My student teacher days are over. Now I’m in the classroom, on my own, with the freedom to teach what I want in the way I think best, without having to tick lots of boxes and document everything I do. It’s wonderfully liberating. I have my own classroom, have chosen my own texts to teach, and have my own classes all to myself. Instead of a bumbling amateur, I actually feel remarkably competent. I can plan a lesson in five minutes, mark an essay in two minutes and reprimand a naughty student while simultaneously making 30 copies of a poem and drinking a cup of tea. I have created a rule of ‘working smart’; I am determined to have a life this year, and am not going to return to becoming the miserable black-eyed zombie with no friends I became during my training.
This means that I have come up with numerous ways to cut my workload, while also providing my students with opportunities to become more skilled and more independent. No time to plan a lesson? No problem. Give the students five minutes to plan it for you, then sit back while they teach the topic to each other. No time to mark 25 essays? No problem. Give them the markscheme and make them mark each other’s work. Don’t want to mark 30 pages of ‘research’ copied from wikipedia? No problem! Make them present it to you, meaning you also don’t have to plan a lesson, then give them a grade for their speaking and listening skills. No more will I be the sad teacher lugging a bag full of marking to my car, and no more will I spend my evenings sitting up until midnight thinking of exciting lesson ideas. The less I do, the more the children I teach have to do for themselves, and provided they are given the right boundaries and equipment to do it properly, they actually gain far more benefit from these self led activities than from me telling them what to do. That’s not to say that I will never mark essays or plan thrilling lessons again, it just means that I now recognize that I don’t need to do that every day, and the learning experience my students have is actually better if I don’t anyway.

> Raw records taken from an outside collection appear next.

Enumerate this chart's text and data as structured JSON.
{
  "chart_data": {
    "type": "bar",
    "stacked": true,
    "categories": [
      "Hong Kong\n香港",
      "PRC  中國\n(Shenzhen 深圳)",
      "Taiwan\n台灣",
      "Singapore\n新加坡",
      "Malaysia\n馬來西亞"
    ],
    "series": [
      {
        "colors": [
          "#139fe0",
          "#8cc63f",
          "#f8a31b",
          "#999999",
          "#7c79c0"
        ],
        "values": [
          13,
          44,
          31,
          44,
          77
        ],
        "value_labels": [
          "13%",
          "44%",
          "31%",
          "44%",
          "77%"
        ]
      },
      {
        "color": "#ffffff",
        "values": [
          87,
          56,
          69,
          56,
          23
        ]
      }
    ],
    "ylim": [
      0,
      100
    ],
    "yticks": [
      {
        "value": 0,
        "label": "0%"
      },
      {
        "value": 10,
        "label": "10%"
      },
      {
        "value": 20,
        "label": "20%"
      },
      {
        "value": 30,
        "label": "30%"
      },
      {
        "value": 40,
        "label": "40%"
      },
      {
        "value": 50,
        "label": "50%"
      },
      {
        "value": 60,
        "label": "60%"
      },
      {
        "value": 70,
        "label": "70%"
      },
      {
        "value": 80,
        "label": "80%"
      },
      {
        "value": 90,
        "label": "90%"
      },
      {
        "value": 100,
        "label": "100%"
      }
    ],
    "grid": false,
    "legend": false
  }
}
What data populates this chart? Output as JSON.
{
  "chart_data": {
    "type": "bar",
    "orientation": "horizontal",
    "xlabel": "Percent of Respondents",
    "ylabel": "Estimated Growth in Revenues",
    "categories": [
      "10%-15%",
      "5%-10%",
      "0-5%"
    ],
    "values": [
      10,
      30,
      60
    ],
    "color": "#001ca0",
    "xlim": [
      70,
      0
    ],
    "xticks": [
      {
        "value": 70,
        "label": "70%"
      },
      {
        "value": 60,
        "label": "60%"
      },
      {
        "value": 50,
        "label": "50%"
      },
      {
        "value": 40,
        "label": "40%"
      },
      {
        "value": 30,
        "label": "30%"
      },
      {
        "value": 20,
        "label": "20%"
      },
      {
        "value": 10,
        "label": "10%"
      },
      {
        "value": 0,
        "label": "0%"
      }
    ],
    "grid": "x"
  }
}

It’s strange to look back and think that this time last year I hadn’t even taught my first lesson. Now I can barely remember a life before teaching. I am so happy that I made this career change. It is stressful, it is hard work, and I do find that most days pass in a sort of hazy blur, but it’s a real privilege to spend your days talking about the subject you love most in the world, with small people you come to really care about and enjoy spending time with. It’s also fabulous exercise for the brain; in any given day, I can go from teaching basic comma usage to Year 7s, to analysing a complex poem with my Year 12s, with three novels being taught to three different classes thrown in between. I like to think that this frenetic activity has taught me to become a more creative, thoughtful and spontaneous person. I have also learned that being a perfectionist doesn’t get you anywhere but wide awake in your bed at 2am. The art of letting go is a tricky one to embrace for those of us who love controlling every aspect of our lives, but once welcomed, it’s gloriously liberating. I must confess, I have no idea what I’m going to teach tomorrow. Last year, I’d have been panicking to find myself in this predicament, and have knuckled down at my desk until the wee hours to hash out a series of lesson plans. This year, I couldn’t care less. I’ll figure it out in the morning, after a good night’s sleep and a thoroughly guilt-free evening of watching rubbish TV. What a difference a year makes!